His engine revved. Tires squealed and his vehicle flew out of the lot. His cab swiped the raising bar, which bucked and swayed as it finished its ascent.

At the rotunda, headlights flashed. Two sets. One from the direction of the other long-term lot and one from Cascade Avenue. The pair of security teams sent to pin the thief in.

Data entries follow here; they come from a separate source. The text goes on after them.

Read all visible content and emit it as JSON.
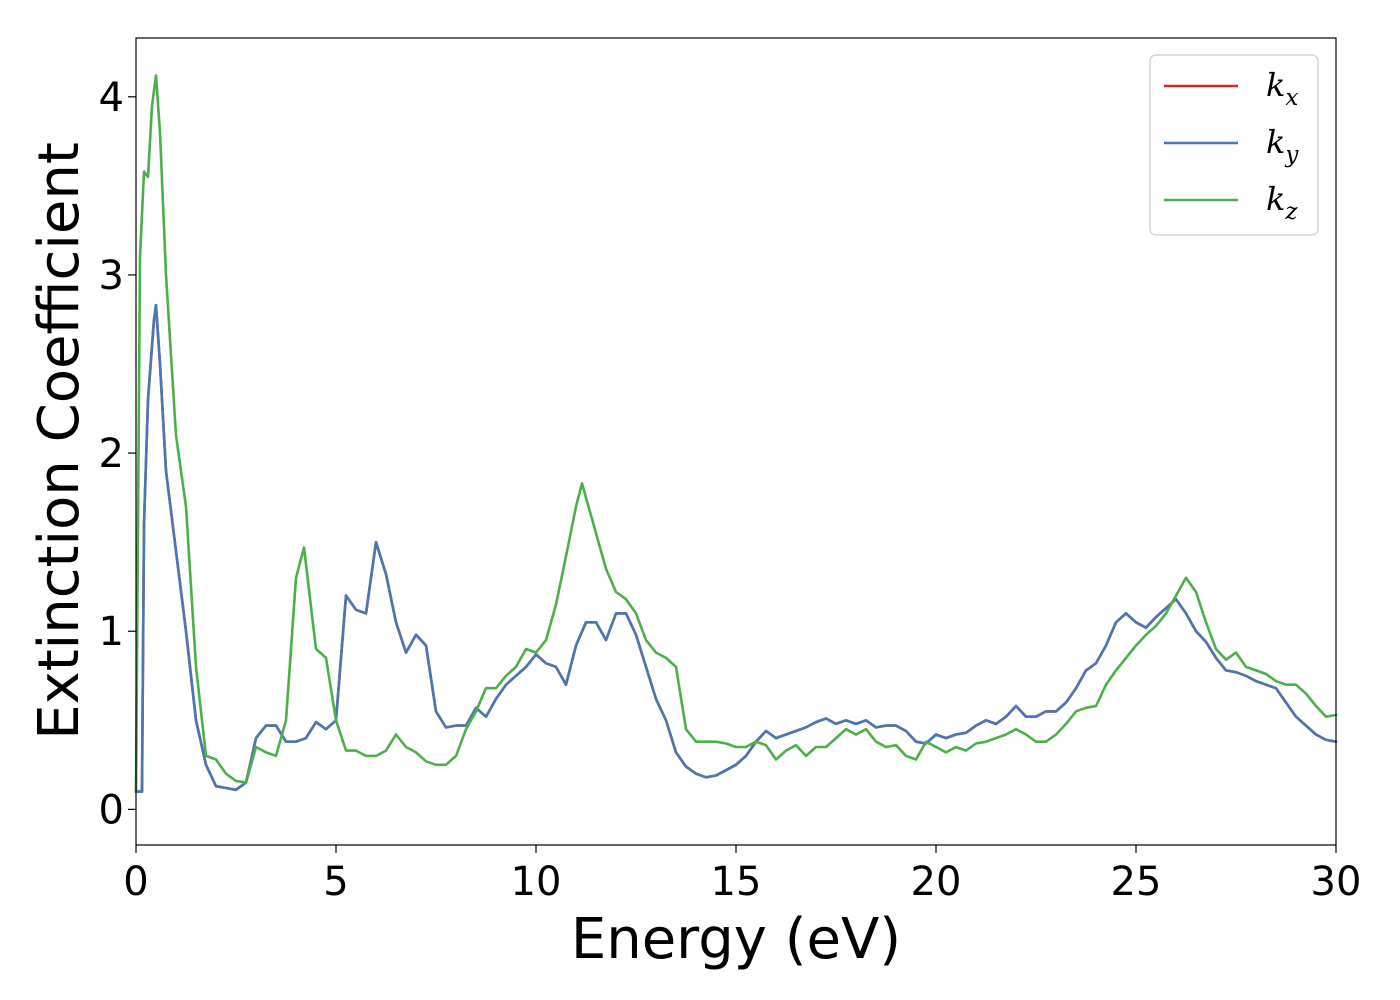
{
  "chart_data": {
    "type": "line",
    "xlabel": "Energy (eV)",
    "ylabel": "Extinction Coefficient",
    "xlim": [
      0,
      30
    ],
    "ylim": [
      -0.2,
      4.33
    ],
    "xticks": [
      0,
      5,
      10,
      15,
      20,
      25,
      30
    ],
    "xtick_labels": [
      "0",
      "5",
      "10",
      "15",
      "20",
      "25",
      "30"
    ],
    "yticks": [
      0,
      1,
      2,
      3,
      4
    ],
    "ytick_labels": [
      "0",
      "1",
      "2",
      "3",
      "4"
    ],
    "grid": false,
    "legend_position": "upper-right",
    "series": [
      {
        "name": "k_x",
        "label_base": "k",
        "label_sub": "x",
        "color": "#d62728",
        "x": [
          0.0,
          0.15,
          0.2,
          0.3,
          0.45,
          0.5,
          0.6,
          0.75,
          1.0,
          1.25,
          1.5,
          1.75,
          2.0,
          2.25,
          2.5,
          2.75,
          3.0,
          3.25,
          3.5,
          3.75,
          4.0,
          4.25,
          4.5,
          4.75,
          5.0,
          5.25,
          5.5,
          5.75,
          6.0,
          6.25,
          6.5,
          6.75,
          7.0,
          7.25,
          7.5,
          7.75,
          8.0,
          8.25,
          8.5,
          8.75,
          9.0,
          9.25,
          9.5,
          9.75,
          10.0,
          10.25,
          10.5,
          10.75,
          11.0,
          11.25,
          11.5,
          11.75,
          12.0,
          12.25,
          12.5,
          12.75,
          13.0,
          13.25,
          13.5,
          13.75,
          14.0,
          14.25,
          14.5,
          14.75,
          15.0,
          15.25,
          15.5,
          15.75,
          16.0,
          16.25,
          16.5,
          16.75,
          17.0,
          17.25,
          17.5,
          17.75,
          18.0,
          18.25,
          18.5,
          18.75,
          19.0,
          19.25,
          19.5,
          19.75,
          20.0,
          20.25,
          20.5,
          20.75,
          21.0,
          21.25,
          21.5,
          21.75,
          22.0,
          22.25,
          22.5,
          22.75,
          23.0,
          23.25,
          23.5,
          23.75,
          24.0,
          24.25,
          24.5,
          24.75,
          25.0,
          25.25,
          25.5,
          25.75,
          26.0,
          26.25,
          26.5,
          26.75,
          27.0,
          27.25,
          27.5,
          27.75,
          28.0,
          28.25,
          28.5,
          28.75,
          29.0,
          29.25,
          29.5,
          29.75,
          30.0
        ],
        "y": [
          0.1,
          0.1,
          1.6,
          2.3,
          2.75,
          2.83,
          2.5,
          1.9,
          1.45,
          1.0,
          0.5,
          0.25,
          0.13,
          0.12,
          0.11,
          0.15,
          0.4,
          0.47,
          0.47,
          0.38,
          0.38,
          0.4,
          0.49,
          0.45,
          0.5,
          1.2,
          1.12,
          1.1,
          1.5,
          1.32,
          1.05,
          0.88,
          0.98,
          0.92,
          0.55,
          0.46,
          0.47,
          0.47,
          0.57,
          0.52,
          0.62,
          0.7,
          0.75,
          0.8,
          0.87,
          0.82,
          0.8,
          0.7,
          0.92,
          1.05,
          1.05,
          0.95,
          1.1,
          1.1,
          0.98,
          0.8,
          0.62,
          0.5,
          0.32,
          0.24,
          0.2,
          0.18,
          0.19,
          0.22,
          0.25,
          0.3,
          0.38,
          0.44,
          0.4,
          0.42,
          0.44,
          0.46,
          0.49,
          0.51,
          0.48,
          0.5,
          0.48,
          0.5,
          0.46,
          0.47,
          0.47,
          0.44,
          0.38,
          0.37,
          0.42,
          0.4,
          0.42,
          0.43,
          0.47,
          0.5,
          0.48,
          0.52,
          0.58,
          0.52,
          0.52,
          0.55,
          0.55,
          0.6,
          0.68,
          0.78,
          0.82,
          0.92,
          1.05,
          1.1,
          1.05,
          1.02,
          1.08,
          1.13,
          1.18,
          1.1,
          1.0,
          0.94,
          0.85,
          0.78,
          0.77,
          0.75,
          0.72,
          0.7,
          0.68,
          0.6,
          0.52,
          0.47,
          0.42,
          0.39,
          0.38
        ]
      },
      {
        "name": "k_y",
        "label_base": "k",
        "label_sub": "y",
        "color": "#4a77b4",
        "x": [
          0.0,
          0.15,
          0.2,
          0.3,
          0.45,
          0.5,
          0.6,
          0.75,
          1.0,
          1.25,
          1.5,
          1.75,
          2.0,
          2.25,
          2.5,
          2.75,
          3.0,
          3.25,
          3.5,
          3.75,
          4.0,
          4.25,
          4.5,
          4.75,
          5.0,
          5.25,
          5.5,
          5.75,
          6.0,
          6.25,
          6.5,
          6.75,
          7.0,
          7.25,
          7.5,
          7.75,
          8.0,
          8.25,
          8.5,
          8.75,
          9.0,
          9.25,
          9.5,
          9.75,
          10.0,
          10.25,
          10.5,
          10.75,
          11.0,
          11.25,
          11.5,
          11.75,
          12.0,
          12.25,
          12.5,
          12.75,
          13.0,
          13.25,
          13.5,
          13.75,
          14.0,
          14.25,
          14.5,
          14.75,
          15.0,
          15.25,
          15.5,
          15.75,
          16.0,
          16.25,
          16.5,
          16.75,
          17.0,
          17.25,
          17.5,
          17.75,
          18.0,
          18.25,
          18.5,
          18.75,
          19.0,
          19.25,
          19.5,
          19.75,
          20.0,
          20.25,
          20.5,
          20.75,
          21.0,
          21.25,
          21.5,
          21.75,
          22.0,
          22.25,
          22.5,
          22.75,
          23.0,
          23.25,
          23.5,
          23.75,
          24.0,
          24.25,
          24.5,
          24.75,
          25.0,
          25.25,
          25.5,
          25.75,
          26.0,
          26.25,
          26.5,
          26.75,
          27.0,
          27.25,
          27.5,
          27.75,
          28.0,
          28.25,
          28.5,
          28.75,
          29.0,
          29.25,
          29.5,
          29.75,
          30.0
        ],
        "y": [
          0.1,
          0.1,
          1.6,
          2.3,
          2.75,
          2.83,
          2.5,
          1.9,
          1.45,
          1.0,
          0.5,
          0.25,
          0.13,
          0.12,
          0.11,
          0.15,
          0.4,
          0.47,
          0.47,
          0.38,
          0.38,
          0.4,
          0.49,
          0.45,
          0.5,
          1.2,
          1.12,
          1.1,
          1.5,
          1.32,
          1.05,
          0.88,
          0.98,
          0.92,
          0.55,
          0.46,
          0.47,
          0.47,
          0.57,
          0.52,
          0.62,
          0.7,
          0.75,
          0.8,
          0.87,
          0.82,
          0.8,
          0.7,
          0.92,
          1.05,
          1.05,
          0.95,
          1.1,
          1.1,
          0.98,
          0.8,
          0.62,
          0.5,
          0.32,
          0.24,
          0.2,
          0.18,
          0.19,
          0.22,
          0.25,
          0.3,
          0.38,
          0.44,
          0.4,
          0.42,
          0.44,
          0.46,
          0.49,
          0.51,
          0.48,
          0.5,
          0.48,
          0.5,
          0.46,
          0.47,
          0.47,
          0.44,
          0.38,
          0.37,
          0.42,
          0.4,
          0.42,
          0.43,
          0.47,
          0.5,
          0.48,
          0.52,
          0.58,
          0.52,
          0.52,
          0.55,
          0.55,
          0.6,
          0.68,
          0.78,
          0.82,
          0.92,
          1.05,
          1.1,
          1.05,
          1.02,
          1.08,
          1.13,
          1.18,
          1.1,
          1.0,
          0.94,
          0.85,
          0.78,
          0.77,
          0.75,
          0.72,
          0.7,
          0.68,
          0.6,
          0.52,
          0.47,
          0.42,
          0.39,
          0.38
        ]
      },
      {
        "name": "k_z",
        "label_base": "k",
        "label_sub": "z",
        "color": "#4daf4a",
        "x": [
          0.0,
          0.1,
          0.2,
          0.3,
          0.4,
          0.5,
          0.6,
          0.75,
          1.0,
          1.25,
          1.5,
          1.75,
          2.0,
          2.25,
          2.5,
          2.75,
          3.0,
          3.25,
          3.5,
          3.75,
          4.0,
          4.2,
          4.5,
          4.75,
          5.0,
          5.25,
          5.5,
          5.75,
          6.0,
          6.25,
          6.5,
          6.75,
          7.0,
          7.25,
          7.5,
          7.75,
          8.0,
          8.25,
          8.5,
          8.75,
          9.0,
          9.25,
          9.5,
          9.75,
          10.0,
          10.25,
          10.5,
          10.75,
          11.0,
          11.15,
          11.5,
          11.75,
          12.0,
          12.25,
          12.5,
          12.75,
          13.0,
          13.25,
          13.5,
          13.75,
          14.0,
          14.25,
          14.5,
          14.75,
          15.0,
          15.25,
          15.5,
          15.75,
          16.0,
          16.25,
          16.5,
          16.75,
          17.0,
          17.25,
          17.5,
          17.75,
          18.0,
          18.25,
          18.5,
          18.75,
          19.0,
          19.25,
          19.5,
          19.75,
          20.0,
          20.25,
          20.5,
          20.75,
          21.0,
          21.25,
          21.5,
          21.75,
          22.0,
          22.25,
          22.5,
          22.75,
          23.0,
          23.25,
          23.5,
          23.75,
          24.0,
          24.25,
          24.5,
          24.75,
          25.0,
          25.25,
          25.5,
          25.75,
          26.0,
          26.25,
          26.5,
          26.75,
          27.0,
          27.25,
          27.5,
          27.75,
          28.0,
          28.25,
          28.5,
          28.75,
          29.0,
          29.25,
          29.5,
          29.75,
          30.0
        ],
        "y": [
          0.1,
          3.1,
          3.58,
          3.55,
          3.95,
          4.12,
          3.8,
          3.0,
          2.1,
          1.7,
          0.8,
          0.3,
          0.28,
          0.2,
          0.16,
          0.15,
          0.35,
          0.32,
          0.3,
          0.5,
          1.3,
          1.47,
          0.9,
          0.85,
          0.5,
          0.33,
          0.33,
          0.3,
          0.3,
          0.33,
          0.42,
          0.35,
          0.32,
          0.27,
          0.25,
          0.25,
          0.3,
          0.45,
          0.55,
          0.68,
          0.68,
          0.75,
          0.8,
          0.9,
          0.88,
          0.95,
          1.15,
          1.42,
          1.7,
          1.83,
          1.55,
          1.35,
          1.22,
          1.18,
          1.1,
          0.95,
          0.88,
          0.85,
          0.8,
          0.45,
          0.38,
          0.38,
          0.38,
          0.37,
          0.35,
          0.35,
          0.38,
          0.36,
          0.28,
          0.33,
          0.36,
          0.3,
          0.35,
          0.35,
          0.4,
          0.45,
          0.42,
          0.45,
          0.38,
          0.35,
          0.36,
          0.3,
          0.28,
          0.38,
          0.35,
          0.32,
          0.35,
          0.33,
          0.37,
          0.38,
          0.4,
          0.42,
          0.45,
          0.42,
          0.38,
          0.38,
          0.42,
          0.48,
          0.55,
          0.57,
          0.58,
          0.7,
          0.78,
          0.85,
          0.92,
          0.98,
          1.03,
          1.1,
          1.2,
          1.3,
          1.22,
          1.05,
          0.9,
          0.84,
          0.88,
          0.8,
          0.78,
          0.76,
          0.72,
          0.7,
          0.7,
          0.65,
          0.58,
          0.52,
          0.53
        ]
      }
    ]
  }
}
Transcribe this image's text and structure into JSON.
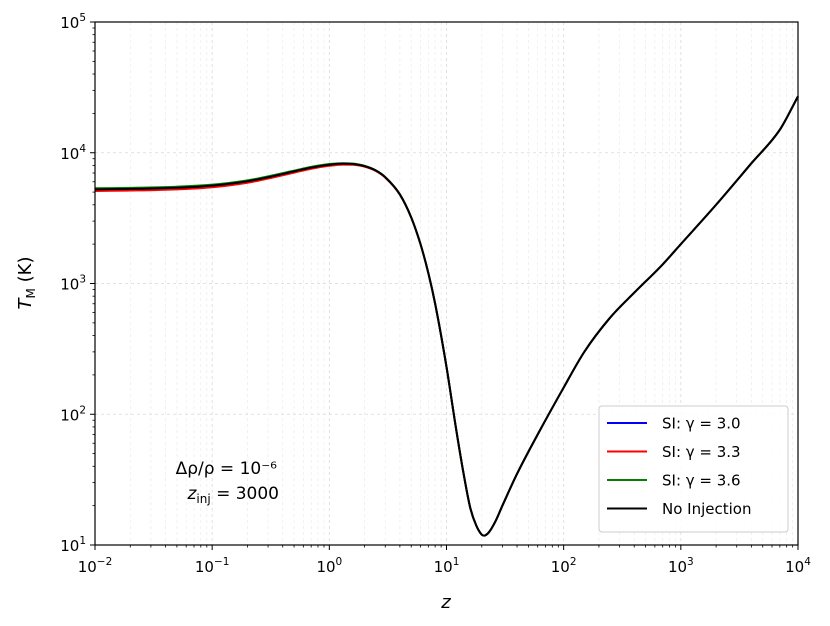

Jen sank into the padded stool. Her legs twitched with excess energy. She stood and paced the small enclosure.

Ten minutes eked past. The shaking had subsided, so she sat down and fiddled with the cash drawer key. Locked. Open. Locked. Open. Locked. Leave it.

The yellow light of the lot’s security vehicle flashed. It circled out of view behind the collection booth. Soon, tapping on the door warned her of company.

Her heart leapt into her throat at the light noise. More adrenaline pumped into her bloodstream. A faint click and buzz as the coded lock was disengaged.

Alex stood there in all of his middle-aged, overweight glory. He pushed his hat back.

“We got him.” He shook his head. “How did you manage to keep him from stealing it all? I know there’s more than thirty-four bucks in that drawer.”

“I told him the intake dropped into a lockbox.”

Alex crowed with laughter.

The tale of her tricking the robber grew with every passing day. Meanwhile, boredom returned to night shift in the parking lot.